Being Productive With Swing
By Adrian Sutton
These are my notes from the technical session, “Being Productive With Swing” by Ben Galbraith. The session focussed a lot on Ben’s library that he’s creating which was a shame but there are some ideas that are worth taking away.
The techniques described below are very specific to business applications that center around forms. At the moment desktop applications are “stepping up the wow” to compete with AJAX and Swing traditionally hasn’t had this – JavaFX is likely to bring this to Swing. However, for most business applications “wow” isn’t a requirement, productivity is. In that area, no emerging platform provides material advantages over Swing with the exception of JFace and Cocoa.
JFace has some really nice abstractions which make it productive, but is hard to learn.
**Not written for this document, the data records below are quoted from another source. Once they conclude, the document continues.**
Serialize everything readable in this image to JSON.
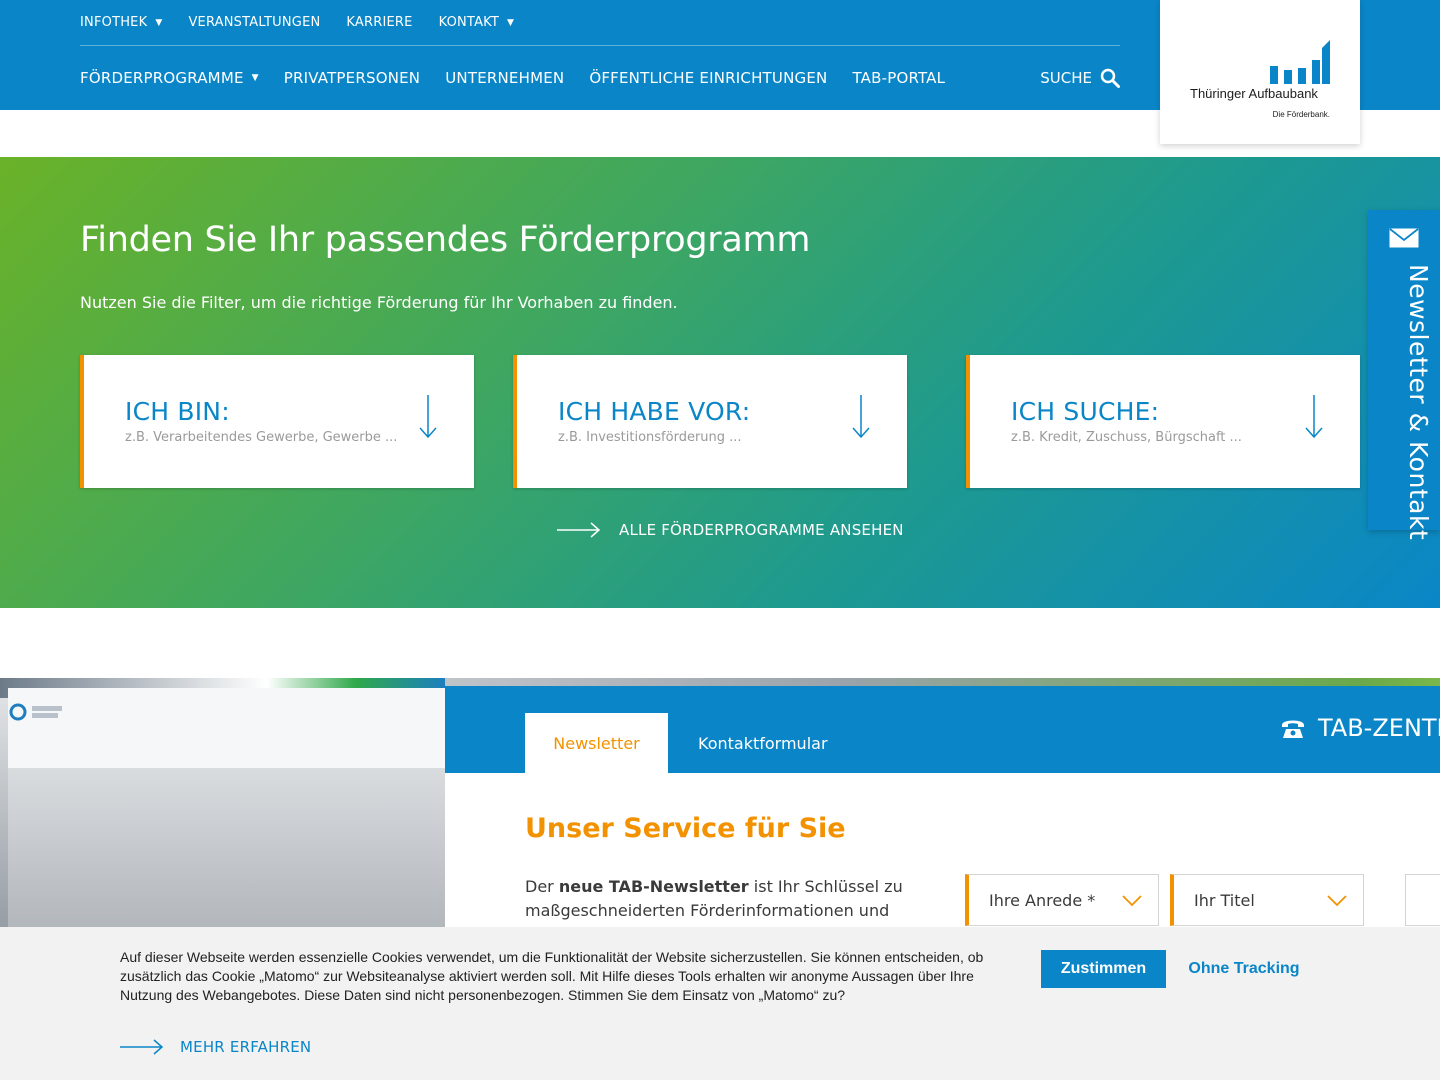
{
  "header": {
    "top_nav": [
      {
        "label": "INFOTHEK",
        "has_dropdown": true
      },
      {
        "label": "VERANSTALTUNGEN",
        "has_dropdown": false
      },
      {
        "label": "KARRIERE",
        "has_dropdown": false
      },
      {
        "label": "KONTAKT",
        "has_dropdown": true
      }
    ],
    "main_nav": [
      {
        "label": "FÖRDERPROGRAMME",
        "has_dropdown": true
      },
      {
        "label": "PRIVATPERSONEN",
        "has_dropdown": false
      },
      {
        "label": "UNTERNEHMEN",
        "has_dropdown": false
      },
      {
        "label": "ÖFFENTLICHE EINRICHTUNGEN",
        "has_dropdown": false
      },
      {
        "label": "TAB-PORTAL",
        "has_dropdown": false
      }
    ],
    "search_label": "SUCHE",
    "caret": "▼",
    "logo": {
      "name": "Thüringer Aufbaubank",
      "tagline": "Die Förderbank."
    }
  },
  "hero": {
    "title": "Finden Sie Ihr passendes Förderprogramm",
    "subtitle": "Nutzen Sie die Filter, um die richtige Förderung für Ihr Vorhaben zu finden.",
    "filters": [
      {
        "title": "ICH BIN:",
        "hint": "z.B. Verarbeitendes Gewerbe, Gewerbe ..."
      },
      {
        "title": "ICH HABE VOR:",
        "hint": "z.B. Investitionsförderung ..."
      },
      {
        "title": "ICH SUCHE:",
        "hint": "z.B. Kredit, Zuschuss, Bürgschaft ..."
      }
    ],
    "all_link": "ALLE FÖRDERPROGRAMME ANSEHEN"
  },
  "side_tab": {
    "label": "Newsletter & Kontakt",
    "icon": "mail-icon"
  },
  "newsletter": {
    "tabs": [
      {
        "label": "Newsletter",
        "active": true
      },
      {
        "label": "Kontaktformular",
        "active": false
      }
    ],
    "phone_label": "TAB-ZENTRALE",
    "title": "Unser Service für Sie",
    "text_prefix": "Der ",
    "text_bold": "neue TAB-Newsletter",
    "text_rest": " ist Ihr Schlüssel zu maßgeschneiderten Förderinformationen und",
    "selects": [
      {
        "value": "Ihre Anrede *"
      },
      {
        "value": "Ihr Titel"
      }
    ]
  },
  "cookie": {
    "text": "Auf dieser Webseite werden essenzielle Cookies verwendet, um die Funktionalität der Website sicherzustellen. Sie können entscheiden, ob zusätzlich das Cookie „Matomo“ zur Websiteanalyse aktiviert werden soll. Mit Hilfe dieses Tools erhalten wir anonyme Aussagen über Ihre Nutzung des Webangebotes. Diese Daten sind nicht personenbezogen. Stimmen Sie dem Einsatz von „Matomo“ zu?",
    "more_link": "MEHR ERFAHREN",
    "accept_label": "Zustimmen",
    "no_tracking_label": "Ohne Tracking"
  },
  "colors": {
    "primary_blue": "#0a86c8",
    "accent_orange": "#f39200",
    "hero_green": "#6ab228"
  }
}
Cocoa has great data binding via Core Data and excellent tooling support which makes it very productive, but it’s Mac only.
For business application development, productivity is king. How quick is it to make, how easy to reuse, how cheap to maintain? Swing’s not too far from being productive but isn’t there yet. JSR296 (swing application framework) doesn’t help with productivity much because it’s really just targeted at getting started with an app, not the actual form design. JSR295 Beans Binding is a key improvement.
What’s missing from Swing? It needs to be a framework instead of just a GUI toolkit. What’s a form? How does validation work etc .
Template Pattern
There are too many ways to create a GUI which makes understanding and reuse difficult. He’s created a system to enforce a standard template. The aim is to split the code up and provide as many behavioral contracts as possible to enable reuse. (To me it looks like too much up front engineering – most of the time you don’t want to reuse GUIs, they’re task specific so what’s the point of designing every GUI for reuse?)
GUI Builders
GUIs used to be hand coded because tools weren’t good enough. Ben suggests that modern GUI tools have solved that problem and there’s no good reason to use a GUI builder and he believes he’s vastly more productive using a GUI builder. Often though, people aren’t happy about having machine generated code that they then have to maintain. The key is to keep the machine generated code completely separate:
- Bind behaviors to components by name
- Let the builder own all the code it develops
- Supplement the GUI builder at runtime as needed by manually creating just the parts that are dynamic.
- Use an abstract GUI builder plugin system.
- Support any GUI builder
- Support custom frameworks.
Ben then went into a particular function he’s developed that helps retrieve a component by name easily. Basic idea was taken from prototype.
The issues I see with this that Ben didn’t address:
- How do you change GUI builders and preserve the work you’ve done? What if the GUI builder you currently use is discontinued?
- Ben suggests you can work with a team that uses a range of different GUI builders and it’ll still work. Sounds like a nightmare to me.
- What do you do if you don’t have access to the GUI builder that was used? How do you maintain the code?
Binding
JSR295 is very exciting. Binding is important to avoid all the code required to copy data between the GUI and the model. This code is often error prone and duplicated, particularly when parsing is required (ints, dates etc)
Opensource binding systems have been available for a while and JSR295 won’t be available for some time.
The problem with binding in Java is that most systems try to make the binding bi-directional (automatically respond to changes made in either the GUI or the model). Java doesn’t have a way to watch a variable for changes so you have to implement property change notifications which is tedious and error prone. While AOP could be used here, it’s not widely accepted and you can’t assume that you can just store the current value, make the change and send the notification – some variables need special change handling.
In most apps, there isn’t a need for bidirectional binding, it’s okay to just provide a method that tells the binding framework when changes have been made to the model (swing already has property change notifications built in so it can use them).
Simple Configuration
It’s a pain to apply common attributes like padding, bolding etc to components. Ben implemented CSS for Swing to work around this. To me CSS doesn’t apply particularly well to Swing – it’s a DSL for styling HTML, not swing. It would be better to create a DSL specifically for styling swing if you wanted to go that route, but if you’re using a GUI builder you should just use the GUI builder to do this so that it owns all the code and you can see what it actually looks like in the GUI builder. Otherwise, write the GUI by hand and just use utility functions to set up components with the default settings you need.